Current Display Adapter

Name: VIA/S3G UniChrome Pro IGP
Manufacturer: VIA/S3G
Chip type: VIA/S3G UniChrome Pro IGP
DAC type: Internal
Approx. Total memory:	64MB
Currrent display mode: 800 x 600(32 bit)(85Hz)
Monitor: plug and play monitor


----------



## emosun (Oct 4, 2006)

Usually you dont have to change anything in the bios when upgradeing a video card. I would say reset your cmos, you do this by removeing the clock battery from the motherboard for a few minutes and then reinserting it, the pc has to be unpluged also. Try that and then let us know if it does the same thing.


----------



## zhemnic (Dec 3, 2007)

Hi

I did try to reset the bios like you said. But the problem persists. My PC freezes right after I install the drivers... I even tried new drivers from nvidia website. What else am I still missing?

Thanx


----------



## Meenac76 (Jan 16, 2008)

I'm having the exact same problem as you with the same video card.

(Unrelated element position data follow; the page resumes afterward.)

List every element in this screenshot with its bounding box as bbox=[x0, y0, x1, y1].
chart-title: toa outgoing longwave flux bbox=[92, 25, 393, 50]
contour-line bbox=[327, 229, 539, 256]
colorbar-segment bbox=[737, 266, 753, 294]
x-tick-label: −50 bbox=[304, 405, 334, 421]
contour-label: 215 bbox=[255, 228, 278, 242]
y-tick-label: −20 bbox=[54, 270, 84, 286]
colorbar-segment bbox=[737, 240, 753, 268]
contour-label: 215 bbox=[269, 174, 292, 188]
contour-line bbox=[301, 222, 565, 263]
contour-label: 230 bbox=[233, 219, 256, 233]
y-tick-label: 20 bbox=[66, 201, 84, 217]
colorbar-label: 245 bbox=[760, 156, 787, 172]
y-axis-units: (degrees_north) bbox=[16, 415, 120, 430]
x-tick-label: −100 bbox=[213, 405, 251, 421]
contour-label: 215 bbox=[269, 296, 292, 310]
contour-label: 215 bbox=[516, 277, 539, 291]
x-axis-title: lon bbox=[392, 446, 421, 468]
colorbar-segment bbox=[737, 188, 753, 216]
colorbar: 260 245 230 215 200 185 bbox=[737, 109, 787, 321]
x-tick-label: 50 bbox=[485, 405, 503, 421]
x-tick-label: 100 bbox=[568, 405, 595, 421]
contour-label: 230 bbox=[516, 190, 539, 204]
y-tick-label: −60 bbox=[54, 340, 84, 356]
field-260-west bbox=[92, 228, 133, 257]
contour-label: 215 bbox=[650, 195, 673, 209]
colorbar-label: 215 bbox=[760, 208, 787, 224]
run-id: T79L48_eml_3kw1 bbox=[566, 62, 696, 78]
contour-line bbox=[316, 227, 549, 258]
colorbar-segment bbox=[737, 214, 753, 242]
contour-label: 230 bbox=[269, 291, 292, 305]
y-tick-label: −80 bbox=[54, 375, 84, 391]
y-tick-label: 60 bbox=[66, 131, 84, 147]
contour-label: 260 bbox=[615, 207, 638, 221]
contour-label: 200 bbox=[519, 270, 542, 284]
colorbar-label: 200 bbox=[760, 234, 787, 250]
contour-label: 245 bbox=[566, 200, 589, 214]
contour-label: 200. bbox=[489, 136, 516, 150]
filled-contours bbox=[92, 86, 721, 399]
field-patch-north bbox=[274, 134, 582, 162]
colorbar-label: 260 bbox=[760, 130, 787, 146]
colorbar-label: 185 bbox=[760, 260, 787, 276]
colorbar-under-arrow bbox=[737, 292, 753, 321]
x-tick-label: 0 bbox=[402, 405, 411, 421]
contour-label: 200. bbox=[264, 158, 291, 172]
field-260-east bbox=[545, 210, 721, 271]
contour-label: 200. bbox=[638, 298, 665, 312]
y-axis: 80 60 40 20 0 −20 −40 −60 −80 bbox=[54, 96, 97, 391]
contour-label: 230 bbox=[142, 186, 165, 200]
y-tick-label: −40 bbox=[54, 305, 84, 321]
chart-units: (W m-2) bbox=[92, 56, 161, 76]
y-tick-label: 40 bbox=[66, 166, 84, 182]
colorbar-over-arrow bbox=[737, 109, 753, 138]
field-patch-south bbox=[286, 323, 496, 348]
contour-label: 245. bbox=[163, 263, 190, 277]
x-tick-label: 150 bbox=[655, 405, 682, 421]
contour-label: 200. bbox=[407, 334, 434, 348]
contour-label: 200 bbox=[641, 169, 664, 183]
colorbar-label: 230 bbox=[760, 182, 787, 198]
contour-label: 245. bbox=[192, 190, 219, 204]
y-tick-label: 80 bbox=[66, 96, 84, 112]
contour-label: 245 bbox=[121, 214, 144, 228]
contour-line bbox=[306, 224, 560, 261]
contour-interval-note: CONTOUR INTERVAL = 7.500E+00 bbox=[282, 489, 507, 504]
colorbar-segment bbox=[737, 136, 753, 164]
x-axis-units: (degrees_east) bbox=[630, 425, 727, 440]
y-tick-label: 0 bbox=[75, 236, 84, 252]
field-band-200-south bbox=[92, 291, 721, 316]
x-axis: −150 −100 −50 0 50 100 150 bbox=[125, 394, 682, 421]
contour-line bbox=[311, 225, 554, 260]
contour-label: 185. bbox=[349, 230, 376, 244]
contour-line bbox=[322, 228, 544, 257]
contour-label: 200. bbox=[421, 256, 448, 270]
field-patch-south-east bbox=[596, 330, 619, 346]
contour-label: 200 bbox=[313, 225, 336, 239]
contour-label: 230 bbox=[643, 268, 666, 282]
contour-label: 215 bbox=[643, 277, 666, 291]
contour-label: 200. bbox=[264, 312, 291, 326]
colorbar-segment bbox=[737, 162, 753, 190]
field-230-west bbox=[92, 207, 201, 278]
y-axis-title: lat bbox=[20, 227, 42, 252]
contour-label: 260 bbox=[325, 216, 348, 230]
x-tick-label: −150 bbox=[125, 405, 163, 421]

I have also tried the same steps above and no luck.


----------



## emosun (Oct 4, 2006)

What power supplies are you both using?


----------



## Meenac76 (Jan 16, 2008)

not sure if this is the right info I just grabbed the numbers from the side of power supply

+3.3v&5v=235w MAx;-5v&-12v=9.6w

does that help or am I way off?


----------



## emosun (Oct 4, 2006)

I see its 235 watt which is not a lot at all. Even for a 6200 I don't think that psu could power the system properly. Do you have another power supply you could try in the system? Something at least 350w or more?


----------



## Meenac76 (Jan 16, 2008)

grabbed a 350 psu. But still no luck ready to pull all my hair out. lol


----------



## irishmantx (Dec 2, 2007)

Meenac76 said:


> grabbed a 350 psu. But still no luck ready to pull all my hair out. lol


 You know, I had this card "Working" for a few days and played the Deep
Space Nine "The Fallen" Quite well, even after service packing with SP2,
a couple of times, then I took a cat nap, woke up to check my email, and the comp froze up! 

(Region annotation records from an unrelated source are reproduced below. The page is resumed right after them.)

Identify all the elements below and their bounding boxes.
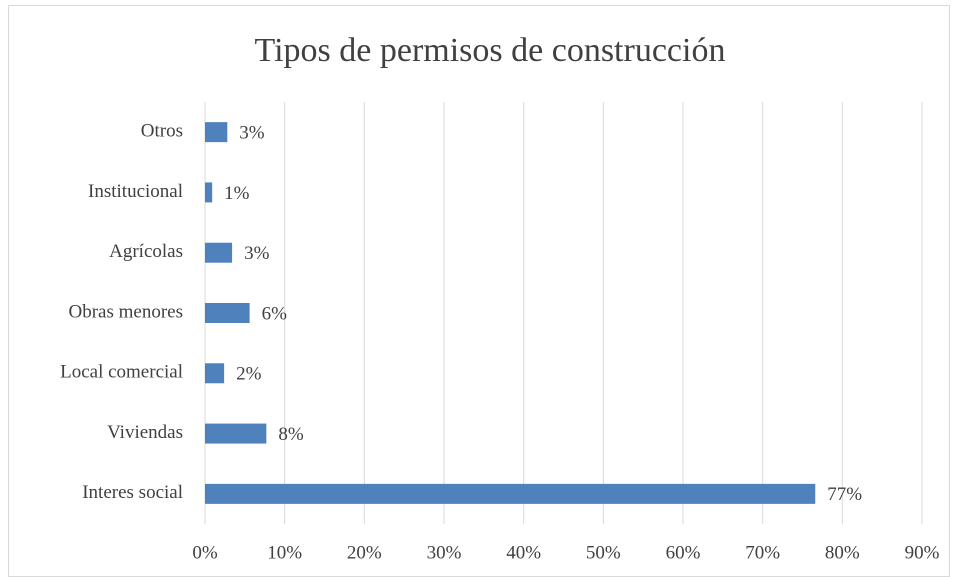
bar: [205, 303, 250, 323]
y-tick-label: Viviendas: [107, 422, 183, 443]
y-tick-label: Obras menores: [69, 301, 184, 322]
x-tick-label: 60%: [666, 542, 701, 563]
x-tick-label: 70%: [745, 542, 780, 563]
x-tick-label: 50%: [586, 542, 621, 563]
bar: [205, 423, 267, 444]
y-tick-label: Local comercial: [60, 362, 183, 383]
chart-title: Tipos de permisos de construcción: [255, 32, 726, 69]
value-label: 3%: [244, 243, 270, 264]
y-tick-label: Agrícolas: [109, 241, 183, 262]
value-label: 77%: [827, 484, 862, 505]
value-label: 1%: [224, 183, 250, 204]
bar: [205, 483, 816, 504]
value-label: 3%: [239, 123, 265, 144]
y-tick-label: Otros: [141, 121, 183, 142]
value-label: 8%: [278, 424, 304, 445]
value-label: 6%: [262, 303, 288, 324]
bar: [205, 122, 228, 143]
x-tick-label: 0%: [192, 542, 218, 563]
y-tick-label: Institucional: [88, 181, 183, 202]
chart-border: [8, 5, 950, 577]
value-label: 2%: [236, 364, 262, 385]
x-tick-label: 20%: [347, 542, 382, 563]
x-tick-label: 30%: [427, 542, 462, 563]
bar: [205, 242, 233, 263]
bar: [205, 363, 225, 384]
bar: [205, 182, 213, 203]
x-tick-label: 90%: [905, 542, 940, 563]
y-tick-label: Interes social: [82, 482, 183, 503]
x-tick-label: 10%: [267, 542, 302, 563]
x-tick-label: 80%: [825, 542, 860, 563]
x-tick-label: 40%: [506, 542, 541, 563]
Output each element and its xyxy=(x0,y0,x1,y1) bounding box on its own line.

I got an Ultra 400w power supply, and the system is an Asus P4S800-MX everything been reseated, and seated, went to VGA Mode, 
ripped the drivers out, and reinstalled a few times, then got on my 
"backup" comp which is an Intel Graphics chip on my laptop, and shot 
an email to Nvidia about this issue. Not sure if its why Amazon.com sold such a "cheap" card! LOL I upgraded from the FX-5200 TV / DVI to the 
6200, before the PCI-Express came out.. GRRRRr What fun! I check the 
BIOS and made sure it booted to AGP, made sure all the settings shows
AGP apeture ect, even gave the system a few bats on the top!! LOL
:upset::upset::upset::upset::upset::upset::upset::upset:

Now the next step... Firing Squad! Give a final cig, and ready..... aim...
.........................................Fire!!! (blam)

Could be a defective product NVIDIA made, and they since "upgraded"
to the newer stuff? If a few folx having the same or identical issue? 

Thank You!

Irishmantx
sure


----------